A third joint team, it was reportedly agreed, would grapple with Iran’s ballistic missile program and its efforts to build accurate missile systems in Syria and Lebanon.

Finally, a fourth team would oversee preparation for any escalation by Iran and/or Hezbollah.

National Security Adviser Meir Ben-Shabbat. (Amos Ben Gerschom/GPO)

McMaster and Ben-Shabbat signed the joint document, the TV report said, quoting a “senior US government” source and “senior Israeli officials.”

Quoting the Israeli officials, Channel 10 said that the meeting confirmed that the US and Israel “see eye to eye on the trends and processes in the region,” and have now reached agreement on the strategy and policy required to deal with them.

“With all due respect to President Trump’s [December 6] declaration on Jerusalem [as the capital of Israel]” Channel 10 reporter Barak Ravid said, the December 12 “dramatic understandings” would have “a far greater impact on the security of Israel’s citizens.”

In a speech on October 13, Trump announced he would not recertify the Iranian nuclear deal, and outlined a new, tougher approach toward Tehran.

Trump said he was launching the new strategy to check Iran’s “fanatical regime” and warned that 2015’s landmark international nuclear deal could be terminated at any time.

US President Donald Trump speaks about the Iran deal from the Diplomatic Reception room of the White House in Washington, DC, on October 13, 2017. (AFP/Brendan Smialowski)

Trump stopped short of withdrawing from the accord, but “decertified” his support for the agreement and left its fate in the hands of Congress.

“We cannot and will not make this certification,” he said. “We will not continue down a path whose predictable conclusion is more violence, more terror and the very real threat of Iran’s nuclear breakout.”

In addition, outlining the results of a review of efforts to counter “aggression” by Tehran and its proxies in a series of Middle East conflicts, Trump ordered tougher sanctions on Iran’s Revolutionary Guards Corps and on its ballistic missile program.

Trump said the agreement, which defenders say was only ever meant to curtail Iran’s nuclear program in return for sanctions relief, had failed to address Iranian subversion in the region and its illegal missile program.

The US president said he supported efforts in Congress to work on new measures to address those threats without immediately torpedoing the broader deal.

In this Sept. 30, 2015 file photo released by the official website of Khamenei’s office, Supreme Leader Ayatollah Ali Khamenei attends a graduation ceremony of Iranian Navy cadets in the northern city of Noshahr, Iran. (Office of the Iranian Supreme Leader via AP)

“However, in the event we are not able to reach a solution working with Congress and our allies, then the agreement will be terminated,” Trump said in a televised address from the Diplomatic Room of the White House. “It is under continuous review and our participation can be canceled by me as president at any time,” he warned.

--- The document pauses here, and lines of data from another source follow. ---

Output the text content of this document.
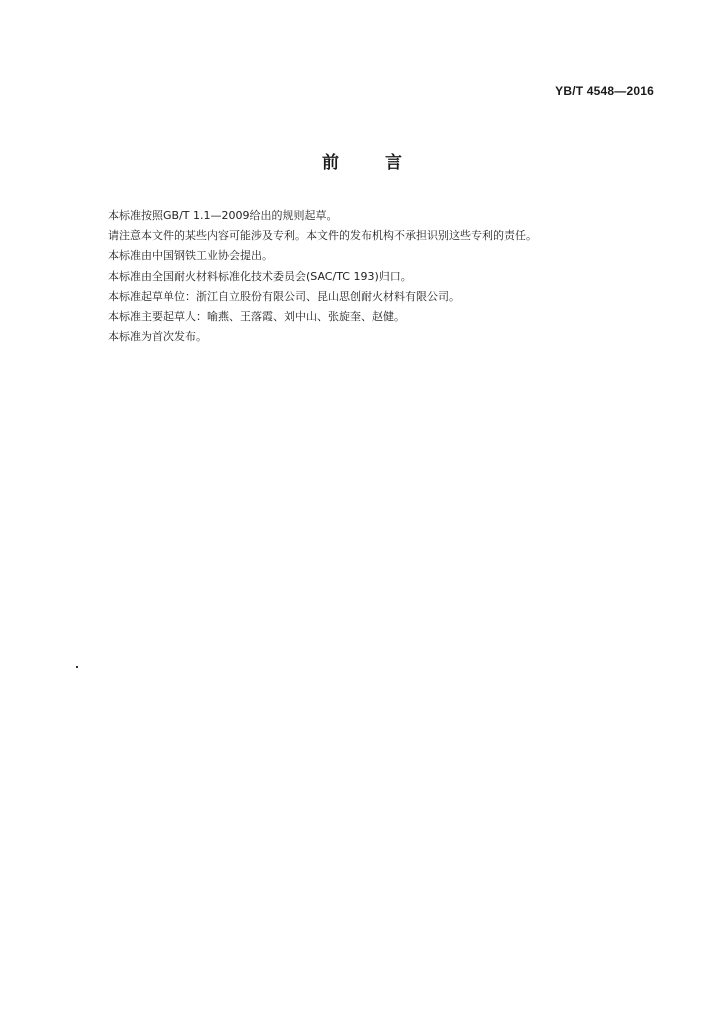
YB/T 4548—2016
前言
本标准按照GB/T 1.1—2009给出的规则起草。
请注意本文件的某些内容可能涉及专利。本文件的发布机构不承担识别这些专利的责任。
本标准由中国钢铁工业协会提出。
本标准由全国耐火材料标准化技术委员会(SAC/TC 193)归口。
本标准起草单位：浙江自立股份有限公司、昆山思创耐火材料有限公司。
本标准主要起草人：喻燕、王落霞、刘中山、张旋奎、赵健。
本标准为首次发布。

He added later, speaking of Congress, “They may come back with something that’s very satisfactory to me, and if they don’t, within a very short period of time, I’ll terminate the deal.”

Trump accused the administration of his predecessor Barack Obama of lifting sanctions on Iran as part of the 2015 nuclear accord “just before” they could cripple the regime and bring it to collapse.

“The Iran deal is one of the worst and one-sided transactions the United States has ever entered into,” he said. “In just a few years, as key restrictions disappear, Iran can sprint toward nuclear weapons breakout… What is the purpose of a deal that, at best, only delays [Iranian nuclear ambitions]? he asked.

Trump said he planned to ensure “Iran never — and I mean never — acquires a nuclear weapon.”

Prime Minister Benjamin Netanyahu speaks before a joint meeting of Congress on Capitol Hill in Washington, Tuesday, March 3, 2015 (AP Photo/Andrew Harnik)

Netanyahu was a fierce opponent of the Iran deal before it was ratified in the US, even traveling to Washington to urge Congress to reject it in a controversial speech. Obama, however, insisted that the agreement would benefit Israel as well as the rest of the region, and touted the accord as one of his administration’s signature foreign policy achievements.